2) Emotional Reasoning. Emotional reasoning is the belief that if you feel something, it must be true. However, feelings need to be processed to determine accuracy, not just acted upon. This man FEELS that he can't trust his wife and believes that to be true. However, if he processed what that emotion was based upon (as discussed above), then he may see that it is not accurate.

Emotional reasoning of trust is common. Too often, people believe that they should be able to rely on their "gut instinct" when it comes to trust. However, as in this case, that instinct may be corrupted due to previous experiences. Therefore, it is important to process why the feeling of distrust is occurring and if it is based on current evidence.

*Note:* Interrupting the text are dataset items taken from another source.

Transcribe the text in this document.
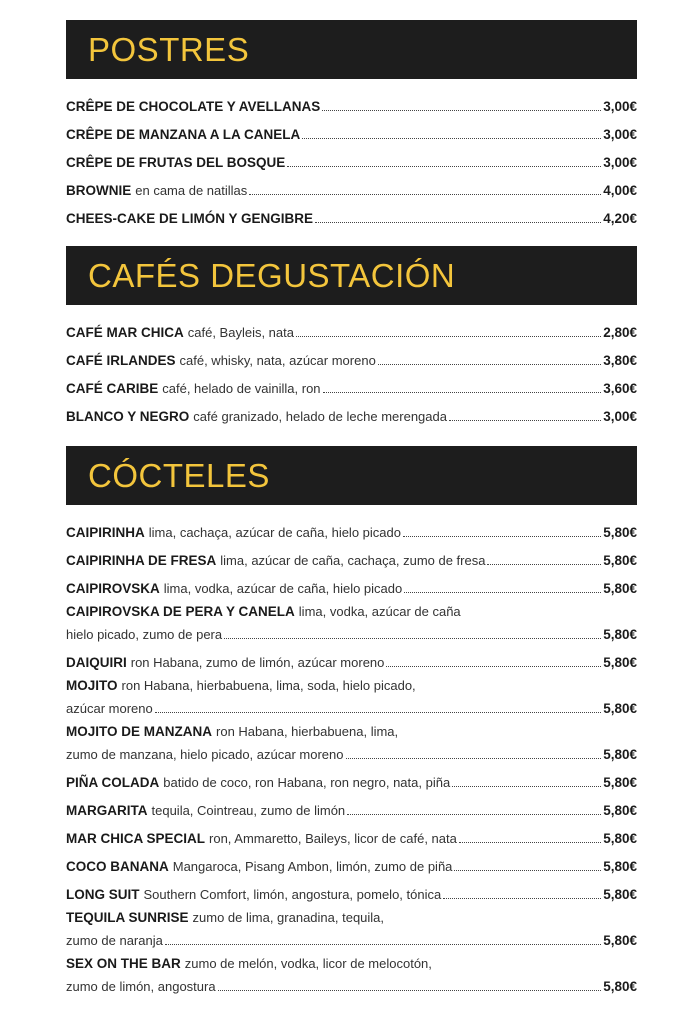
POSTRES
CRÊPE DE CHOCOLATE Y AVELLANAS	3,00€
CRÊPE DE MANZANA A LA CANELA	3,00€
CRÊPE DE FRUTAS DEL BOSQUE	3,00€
BROWNIE en cama de natillas	4,00€
CHEES-CAKE DE LIMÓN Y GENGIBRE	4,20€
CAFÉS DEGUSTACIÓN
CAFÉ MAR CHICA café, Bayleis, nata	2,80€
CAFÉ IRLANDES café, whisky, nata, azúcar moreno	3,80€
CAFÉ CARIBE café, helado de vainilla, ron	3,60€
BLANCO Y NEGRO café granizado, helado de leche merengada	3,00€
CÓCTELES
CAIPIRINHA lima, cachaça, azúcar de caña, hielo picado	5,80€
CAIPIRINHA DE FRESA lima, azúcar de caña, cachaça, zumo de fresa	5,80€
CAIPIROVSKA lima, vodka, azúcar de caña, hielo picado	5,80€
CAIPIROVSKA DE PERA Y CANELA lima, vodka, azúcar de caña
hielo picado, zumo de pera	5,80€
DAIQUIRI ron Habana, zumo de limón, azúcar moreno	5,80€
MOJITO ron Habana, hierbabuena, lima, soda, hielo picado,
azúcar moreno	5,80€
MOJITO DE MANZANA ron Habana, hierbabuena, lima,
zumo de manzana, hielo picado, azúcar moreno	5,80€
PIÑA COLADA batido de coco, ron Habana, ron negro, nata, piña	5,80€
MARGARITA tequila, Cointreau, zumo de limón	5,80€
MAR CHICA SPECIAL ron, Ammaretto, Baileys, licor de café, nata	5,80€
COCO BANANA Mangaroca, Pisang Ambon, limón, zumo de piña	5,80€
LONG SUIT Southern Comfort, limón, angostura, pomelo, tónica	5,80€
TEQUILA SUNRISE zumo de lima, granadina, tequila,
zumo de naranja	5,80€
SEX ON THE BAR zumo de melón, vodka, licor de melocotón,
zumo de limón, angostura	5,80€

3) Catastrophic Thinking. Because of his insecurities and fears, this man creates a catastrophic scenario in his mind of his wife leaving him just because she touched another man while talking to him! This type of extreme thinking, especially when combined with his "hostile" feelings can lead to disastrous consequences. In fact, over time he may even create a self-fulfilling prophecy of his wife leaving him. However, she is likely to leave him because of the jealous behavior and hostility. Not because of another man.

Yet, if this man doesn't recognize how his irrational thinking and the resulting behavior created the feared outcome of his wife leaving, he will add this experience to his distrust of women: "Another failed relationship because women can't be trusted."

How Can This Thinking Be Changed?
“This is emotional reasoning. Just because I am fearful of her cheating does not mean it is true. In fact, I don't believe it is true because she has never done anything to show she can't be trusted. Emotions aren't always accurate especially when they are based on past experiences. I am catastrophizing about something that is not likely. There aren't any real indicators that she is unhappy in our marriage. However, I need to change my thinking and feelings without involving her or I might make her unhappy. Questioning of behavior that is innocent can damage our relationship."